Halliburton loses radioactive container; search is on
By JOHN DANIEL GARCIA
A container marked “RADIOACTIVE – DO NOT HANDLE” went missing somewhere in the oilfields of West Texas’ Permian Basin on September 11, and Halliburton, the company that lost the container, has started an area-wide search for the material, which is used in the controversial natural gas extraction method, hydraulic fracturing- known to us all as the safe, non-threatening, non-polluting fracking.
The loss of the potentially hazardous material certainly brings a few things to light.
- Oil companies use radiation in drilling.
Drilling companies use the material, described as a seven-inch long cylinder containing americium-241/beryllium, to help workers identify areas in a well where the rock should be broken into during the fracking process.
- This isn’t the first time such a thing has gone missing.
Nuclear Regulatory Commission spokeswoman Maureen Conley said in an interview that the loss of this type of device hasn’t been reported to the agency, which regulates the use of radioactive materials, in at least five years. She also said the level of radiation isn’t harmful unless it was in a person’s physical possession for several hours.

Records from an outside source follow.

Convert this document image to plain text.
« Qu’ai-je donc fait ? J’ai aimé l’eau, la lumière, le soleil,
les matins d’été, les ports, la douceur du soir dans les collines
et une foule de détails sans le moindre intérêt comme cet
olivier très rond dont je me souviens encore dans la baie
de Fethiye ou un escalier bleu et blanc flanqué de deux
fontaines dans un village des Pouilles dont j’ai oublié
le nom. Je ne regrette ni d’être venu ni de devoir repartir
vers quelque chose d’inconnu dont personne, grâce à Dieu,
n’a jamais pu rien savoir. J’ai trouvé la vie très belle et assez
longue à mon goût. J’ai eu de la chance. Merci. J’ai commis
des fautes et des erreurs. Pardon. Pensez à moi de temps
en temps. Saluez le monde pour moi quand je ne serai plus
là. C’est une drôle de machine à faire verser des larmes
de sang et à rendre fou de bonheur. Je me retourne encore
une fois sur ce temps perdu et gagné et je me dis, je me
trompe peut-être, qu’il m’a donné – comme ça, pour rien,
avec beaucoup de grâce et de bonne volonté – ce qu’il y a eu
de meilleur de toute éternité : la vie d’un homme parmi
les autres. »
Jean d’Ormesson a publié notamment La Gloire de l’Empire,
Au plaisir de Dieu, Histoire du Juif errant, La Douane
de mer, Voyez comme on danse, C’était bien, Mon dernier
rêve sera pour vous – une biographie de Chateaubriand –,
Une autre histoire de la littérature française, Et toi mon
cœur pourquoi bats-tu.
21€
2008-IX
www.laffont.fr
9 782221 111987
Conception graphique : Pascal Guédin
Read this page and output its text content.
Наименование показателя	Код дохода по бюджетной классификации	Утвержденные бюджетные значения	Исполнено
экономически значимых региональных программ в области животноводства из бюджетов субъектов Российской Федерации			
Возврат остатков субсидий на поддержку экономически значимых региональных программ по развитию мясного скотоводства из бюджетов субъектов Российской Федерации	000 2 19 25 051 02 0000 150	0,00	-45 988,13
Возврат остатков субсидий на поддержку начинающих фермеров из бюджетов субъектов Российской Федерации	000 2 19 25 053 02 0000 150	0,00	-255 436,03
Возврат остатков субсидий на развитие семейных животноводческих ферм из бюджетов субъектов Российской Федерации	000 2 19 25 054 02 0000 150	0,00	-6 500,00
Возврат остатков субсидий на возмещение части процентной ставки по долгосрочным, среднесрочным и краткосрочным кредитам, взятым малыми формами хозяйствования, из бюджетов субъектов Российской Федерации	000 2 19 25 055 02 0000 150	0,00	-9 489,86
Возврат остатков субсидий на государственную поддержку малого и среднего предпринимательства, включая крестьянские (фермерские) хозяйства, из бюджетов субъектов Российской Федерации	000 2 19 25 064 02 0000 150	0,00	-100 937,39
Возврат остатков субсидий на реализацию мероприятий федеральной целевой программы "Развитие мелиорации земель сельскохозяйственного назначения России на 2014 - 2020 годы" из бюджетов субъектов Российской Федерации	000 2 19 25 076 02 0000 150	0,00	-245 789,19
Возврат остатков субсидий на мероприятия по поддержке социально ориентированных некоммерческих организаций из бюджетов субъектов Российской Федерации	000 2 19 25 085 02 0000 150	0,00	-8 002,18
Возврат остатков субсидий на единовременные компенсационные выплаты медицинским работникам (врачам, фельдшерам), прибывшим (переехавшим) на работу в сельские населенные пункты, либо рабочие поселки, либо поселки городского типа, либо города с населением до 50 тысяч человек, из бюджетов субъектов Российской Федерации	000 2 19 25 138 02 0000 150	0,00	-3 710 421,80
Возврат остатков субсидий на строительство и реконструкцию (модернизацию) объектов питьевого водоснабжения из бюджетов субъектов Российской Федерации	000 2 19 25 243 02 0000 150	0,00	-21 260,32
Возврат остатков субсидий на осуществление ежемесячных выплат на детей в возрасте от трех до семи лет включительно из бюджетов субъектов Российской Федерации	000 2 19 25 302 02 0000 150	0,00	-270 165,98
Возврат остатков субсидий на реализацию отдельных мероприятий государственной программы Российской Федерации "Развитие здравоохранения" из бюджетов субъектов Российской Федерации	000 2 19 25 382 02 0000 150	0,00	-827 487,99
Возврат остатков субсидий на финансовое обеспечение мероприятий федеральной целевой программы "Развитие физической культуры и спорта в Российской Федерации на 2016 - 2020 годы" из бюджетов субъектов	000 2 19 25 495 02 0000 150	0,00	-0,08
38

- How stupid the health department thinks we are.
Christ Van Deusen, a spokesman for the health department, said in an interview that the levels of radiation the rod emits isn’t dangerous, then follows up his remark with “…it’s best for people to stay 20 to 25 feet back.”
- The xenophobia of people.
A commenter on Bloomberg.com seems to think a piece of radioactive material is the same thing as a rake. “fred,” as he’s known in his private profile wrote following, in it’s unedited form: “It is not lost, it is stolen. Mexican labor is well known for misappropriating staff from work places. I worked in California with such workers and my boss could not find half of the tools next morning. They get stolen overnight from storage boxes locked on the trucks or on the construction sites. Transient labor make the worst employees to have. Do not hire cheap labor, it will cost you 3 times more on long run.”
I guess the one thing a transient oil-field worker needs is radioactivity, which oil companies apparently give them access to instead of having people who trained to use such material. Others were quick to tie the whole thing to terrorists and drug cartels, and not the incompetence or corruption of officials.